We had spent a long day together, and it had seemed to me short. We had promised one another that we would think the same thoughts and that our two souls should become one soul; a dream which is not original, after all, except that, dreamed by all men, it has been realised by none.
In the evening you were a little tired, and you sat down outside a new café at the corner of a new boulevard, still littered with plaster and already displaying proudly its unfinished splendours. The café glittered. The very gas put on all the fervency of a fresh start, and lighted up with its full force the blinding whiteness of the walls, the dazzling sheets of glass in the mirrors, the gilt of cornices and mouldings, the chubby-cheeked pages straining back from hounds in leash, the ladies laughing at the falcons on their wrists, the nymphs and goddesses carrying fruits and pies and game on their heads, the Hebes and Ganymedes holding out at arm's-length little jars of syrups or parti-coloured obelisks of ices; the whole of history and of mythology brought together to make a paradise for gluttons. Exactly opposite to us, in the roadway, stood a man of about forty years of age, with a weary face and a greyish beard, holding a little boy by one hand and carrying on the other arm a little fellow too weak to walk. He was taking the nurse-maid's place, and had brought his children out for a walk in the evening. All were in rags. The three faces were extraordinarily serious, and the six eyes stared fixedly at the new café with an equal admiration, differentiated in each according to age.

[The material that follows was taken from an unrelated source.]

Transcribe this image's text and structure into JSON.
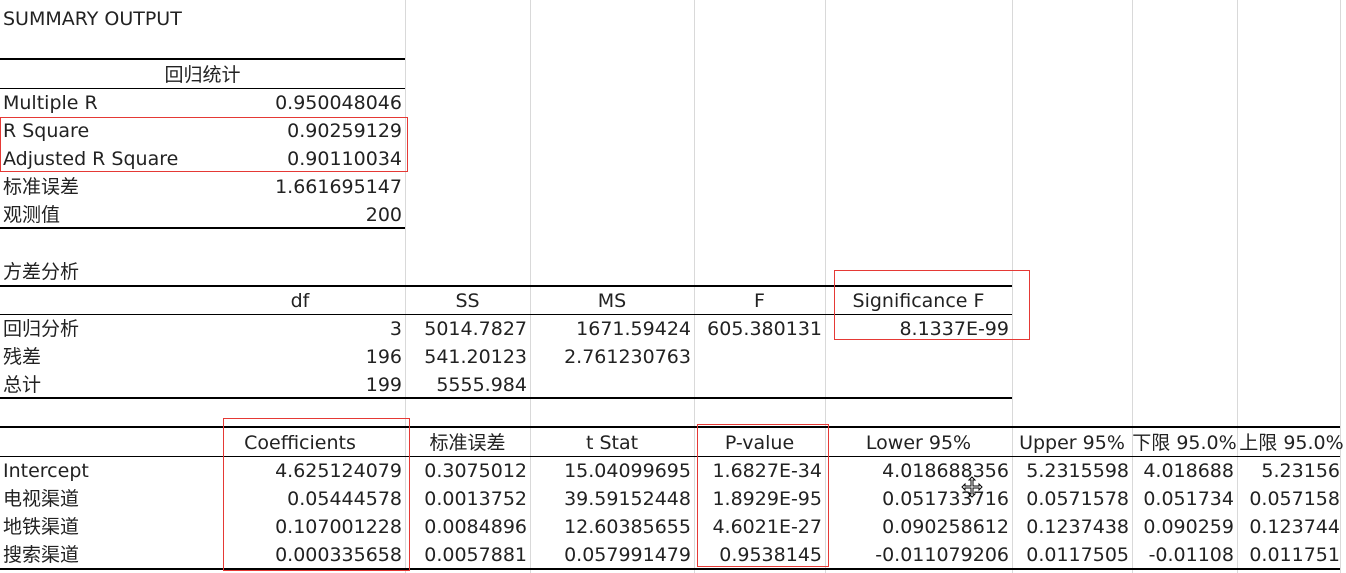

The father's eyes said: "How beautiful it is! how beautiful it is! One would think that all the gold of the poor world had found its way to these walls." The boy's eyes said: "How beautiful it is! how beautiful it is! But that is a house which only people who are not like us can enter." As for the little one's eyes, they were too fascinated to express anything but stupid and utter joy.
Song-writers say that pleasure ennobles the soul and softens the heart. The song was right that evening, so far as I was concerned. Not only was I touched by this family of eyes, but I felt rather ashamed of our glasses and decanters, so much too much for our thirst. I turned to look at you, dear love, that I might read my own thought in you; I gazed deep into your eyes, so beautiful and so strangely sweet, your green eyes that are the home of caprice and under the sovereignty of the Moon; and you said to me: "Those people are insupportable to me with their staring saucer-eyes! Couldn't you tell the head waiter to send them away?"
So hard is it to understand one another, dearest, and so incommunicable is thought, even between people who are in love!